Proposed Guide for IAB Diagnosis
P-wave duration > 120 ms indicates IAB. Although even normal P waves may be bifid (“notched”), nearly all P waves > 120 ms are, and the notch separating the RA and LA P-wave components may alert the ECG interpreter to IAB (Fig 1). Any lead may have the most prolonged P wave. Thus, for maximum P-wave measurements, it cannot be overemphasized that evaluation of full 12-lead ECGs is essential in detecting maximum P-wave duration and morphology as compared to single-lead tracings, as the sensitivity increases with the number of leads used.
IAB is remarkably prevalent among hospitalized patients. The association between IAB and arrhythmias particularly atrial flutter and fibrillation is well established. Besides the risk of subsequent stroke as a result of atrial thrombosis and especially with such arrhythmias both paroxysmal and chronic many patients are probably also at risk of congestive heart failure from an ineffective “atrial kick.” Hence the importance of awareness and detection of IAB to anticipate and perhaps prevent its sequelae. Today with advancing age many if not most patients do not have merely isolated diseases but have multiple medical problems.
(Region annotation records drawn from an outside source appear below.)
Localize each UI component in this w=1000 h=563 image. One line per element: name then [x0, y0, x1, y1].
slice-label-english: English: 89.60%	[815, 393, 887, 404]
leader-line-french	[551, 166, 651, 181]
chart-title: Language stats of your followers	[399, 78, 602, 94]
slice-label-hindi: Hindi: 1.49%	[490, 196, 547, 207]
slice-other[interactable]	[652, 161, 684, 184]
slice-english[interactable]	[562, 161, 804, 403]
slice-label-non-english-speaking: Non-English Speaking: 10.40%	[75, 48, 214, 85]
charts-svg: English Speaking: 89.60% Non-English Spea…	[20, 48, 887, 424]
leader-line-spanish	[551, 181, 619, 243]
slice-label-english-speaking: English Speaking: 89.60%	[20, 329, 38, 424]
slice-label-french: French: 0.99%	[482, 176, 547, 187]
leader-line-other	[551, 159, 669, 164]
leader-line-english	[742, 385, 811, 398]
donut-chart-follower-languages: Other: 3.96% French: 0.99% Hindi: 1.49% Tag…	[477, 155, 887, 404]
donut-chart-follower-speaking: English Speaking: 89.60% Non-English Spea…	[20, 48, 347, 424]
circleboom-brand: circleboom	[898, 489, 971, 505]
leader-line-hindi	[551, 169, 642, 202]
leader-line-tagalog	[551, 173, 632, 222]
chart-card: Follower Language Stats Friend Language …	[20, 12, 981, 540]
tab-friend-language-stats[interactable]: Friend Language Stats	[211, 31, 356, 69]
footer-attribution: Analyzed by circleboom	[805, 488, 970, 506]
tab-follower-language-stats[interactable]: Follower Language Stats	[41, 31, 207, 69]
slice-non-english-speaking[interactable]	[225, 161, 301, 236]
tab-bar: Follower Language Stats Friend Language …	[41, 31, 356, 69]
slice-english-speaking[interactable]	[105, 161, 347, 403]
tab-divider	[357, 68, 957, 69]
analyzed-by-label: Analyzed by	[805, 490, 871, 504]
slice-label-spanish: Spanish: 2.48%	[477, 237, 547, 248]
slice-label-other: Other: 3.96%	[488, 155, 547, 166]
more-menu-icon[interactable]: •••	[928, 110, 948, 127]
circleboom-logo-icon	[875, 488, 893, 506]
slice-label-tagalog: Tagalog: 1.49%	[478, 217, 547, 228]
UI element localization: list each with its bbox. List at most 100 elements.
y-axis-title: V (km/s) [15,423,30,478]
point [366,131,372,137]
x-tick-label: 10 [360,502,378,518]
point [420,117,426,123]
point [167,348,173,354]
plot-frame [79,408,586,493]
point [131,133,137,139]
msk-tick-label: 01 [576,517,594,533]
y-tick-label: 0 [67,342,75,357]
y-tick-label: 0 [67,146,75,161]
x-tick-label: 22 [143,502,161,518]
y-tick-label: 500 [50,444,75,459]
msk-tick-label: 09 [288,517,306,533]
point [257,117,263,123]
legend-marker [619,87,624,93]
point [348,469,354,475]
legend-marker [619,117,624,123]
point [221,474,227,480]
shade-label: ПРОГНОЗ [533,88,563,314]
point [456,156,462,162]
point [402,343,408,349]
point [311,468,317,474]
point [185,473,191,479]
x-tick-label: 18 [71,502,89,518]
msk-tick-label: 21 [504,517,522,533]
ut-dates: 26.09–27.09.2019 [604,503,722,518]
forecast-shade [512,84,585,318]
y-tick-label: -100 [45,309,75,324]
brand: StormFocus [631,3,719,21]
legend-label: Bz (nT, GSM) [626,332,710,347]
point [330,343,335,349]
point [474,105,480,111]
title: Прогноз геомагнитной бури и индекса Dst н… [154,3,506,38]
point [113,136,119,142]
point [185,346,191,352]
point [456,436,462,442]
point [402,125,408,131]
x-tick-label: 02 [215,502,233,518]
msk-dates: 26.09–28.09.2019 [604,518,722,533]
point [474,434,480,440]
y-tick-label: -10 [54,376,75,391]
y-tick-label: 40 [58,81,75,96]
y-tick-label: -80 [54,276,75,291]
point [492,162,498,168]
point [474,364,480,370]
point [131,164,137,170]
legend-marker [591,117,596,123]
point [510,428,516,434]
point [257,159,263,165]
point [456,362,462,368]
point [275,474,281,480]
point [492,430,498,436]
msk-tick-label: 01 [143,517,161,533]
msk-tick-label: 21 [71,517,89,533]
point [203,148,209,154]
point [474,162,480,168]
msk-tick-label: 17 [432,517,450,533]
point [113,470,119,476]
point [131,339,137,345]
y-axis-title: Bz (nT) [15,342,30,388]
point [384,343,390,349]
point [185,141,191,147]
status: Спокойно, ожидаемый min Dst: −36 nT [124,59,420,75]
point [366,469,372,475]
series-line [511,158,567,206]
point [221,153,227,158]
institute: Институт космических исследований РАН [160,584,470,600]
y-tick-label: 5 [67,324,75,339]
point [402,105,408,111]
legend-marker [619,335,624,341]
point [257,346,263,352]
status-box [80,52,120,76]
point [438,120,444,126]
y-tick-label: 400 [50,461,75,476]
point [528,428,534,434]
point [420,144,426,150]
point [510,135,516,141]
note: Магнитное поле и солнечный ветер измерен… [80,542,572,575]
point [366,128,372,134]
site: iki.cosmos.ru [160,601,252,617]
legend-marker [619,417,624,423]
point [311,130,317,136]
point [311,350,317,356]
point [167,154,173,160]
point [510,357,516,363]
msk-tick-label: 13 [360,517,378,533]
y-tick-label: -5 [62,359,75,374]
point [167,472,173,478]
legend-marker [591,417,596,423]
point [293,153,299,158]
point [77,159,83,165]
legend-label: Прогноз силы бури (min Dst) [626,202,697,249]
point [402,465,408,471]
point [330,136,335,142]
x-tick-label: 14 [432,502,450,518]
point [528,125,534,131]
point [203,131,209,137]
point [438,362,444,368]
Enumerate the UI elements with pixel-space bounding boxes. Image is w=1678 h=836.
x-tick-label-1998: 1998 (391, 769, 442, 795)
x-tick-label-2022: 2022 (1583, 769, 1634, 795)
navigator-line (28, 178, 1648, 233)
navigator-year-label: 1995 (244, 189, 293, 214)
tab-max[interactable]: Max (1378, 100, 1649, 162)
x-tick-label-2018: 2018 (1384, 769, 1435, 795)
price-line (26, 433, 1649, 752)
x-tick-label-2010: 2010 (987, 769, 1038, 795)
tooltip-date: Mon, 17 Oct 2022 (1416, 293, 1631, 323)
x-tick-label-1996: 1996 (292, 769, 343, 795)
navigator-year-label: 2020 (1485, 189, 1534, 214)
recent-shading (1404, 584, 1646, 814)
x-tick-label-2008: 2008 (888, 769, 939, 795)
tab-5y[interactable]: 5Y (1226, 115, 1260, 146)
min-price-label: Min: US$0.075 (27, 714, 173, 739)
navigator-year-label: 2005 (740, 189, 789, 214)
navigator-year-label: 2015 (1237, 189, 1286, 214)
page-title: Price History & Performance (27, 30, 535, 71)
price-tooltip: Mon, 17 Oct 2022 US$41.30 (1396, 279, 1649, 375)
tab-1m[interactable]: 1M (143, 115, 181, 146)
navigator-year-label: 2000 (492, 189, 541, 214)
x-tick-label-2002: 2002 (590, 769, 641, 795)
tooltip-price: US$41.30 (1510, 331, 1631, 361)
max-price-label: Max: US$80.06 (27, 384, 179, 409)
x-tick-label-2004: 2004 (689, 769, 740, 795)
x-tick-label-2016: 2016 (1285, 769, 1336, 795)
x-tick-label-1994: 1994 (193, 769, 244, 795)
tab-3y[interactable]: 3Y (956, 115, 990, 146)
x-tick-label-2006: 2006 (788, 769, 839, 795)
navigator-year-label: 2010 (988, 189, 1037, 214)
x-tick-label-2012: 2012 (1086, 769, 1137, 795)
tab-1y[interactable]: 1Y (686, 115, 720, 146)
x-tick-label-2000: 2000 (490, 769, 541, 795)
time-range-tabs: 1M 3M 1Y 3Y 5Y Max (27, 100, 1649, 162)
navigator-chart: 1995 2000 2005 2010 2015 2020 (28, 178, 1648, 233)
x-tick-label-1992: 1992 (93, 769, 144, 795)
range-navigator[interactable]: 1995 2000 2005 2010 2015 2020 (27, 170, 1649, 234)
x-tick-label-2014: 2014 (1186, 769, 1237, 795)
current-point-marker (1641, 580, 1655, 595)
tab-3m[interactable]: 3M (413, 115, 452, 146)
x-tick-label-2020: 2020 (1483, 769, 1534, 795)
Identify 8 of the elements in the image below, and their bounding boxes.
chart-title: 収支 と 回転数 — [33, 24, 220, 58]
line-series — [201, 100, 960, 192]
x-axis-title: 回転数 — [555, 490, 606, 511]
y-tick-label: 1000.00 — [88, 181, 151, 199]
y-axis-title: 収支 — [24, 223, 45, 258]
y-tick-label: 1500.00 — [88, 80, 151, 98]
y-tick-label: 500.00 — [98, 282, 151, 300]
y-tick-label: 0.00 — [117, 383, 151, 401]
As such further investigation is needed to determine the effects of other medical conditions on interatrial conduction such as respiratory diseases and thyroid dysfunction. Although the clinical consequences of IAB may be grave at present absence of controlled clinical trials means that no guidelines can be constructed for managing IAB patients. Do these patients need immediate treatment (ie ACEI anticoagulation; or antiarrhythmic therapy) and if so should it be prophylactic anticipating atrial arrhythmias (ie; anticoagulation)? Would there be a role for pacing in the future given the potential risks already cited for IAB such as atrial fibrillation and congestive heart failure? It is well accepted that electrophysiologic studies can evaluate the propensity of the atria to initiate and perpetuate atrial arrhythmias. While such investigations are needed electro-physiologic studies are inconvenient costly and unsuitable as a screening tool among the general population. Clinically the ECG is an excellent diagnostic tool for demonstrating abnormal interatrial conduction (Fig 1). Therefore ECGs should be carefully scrutinized by clinicians to better understand IAB and cultivate an awareness of its potentially dangerous consequences.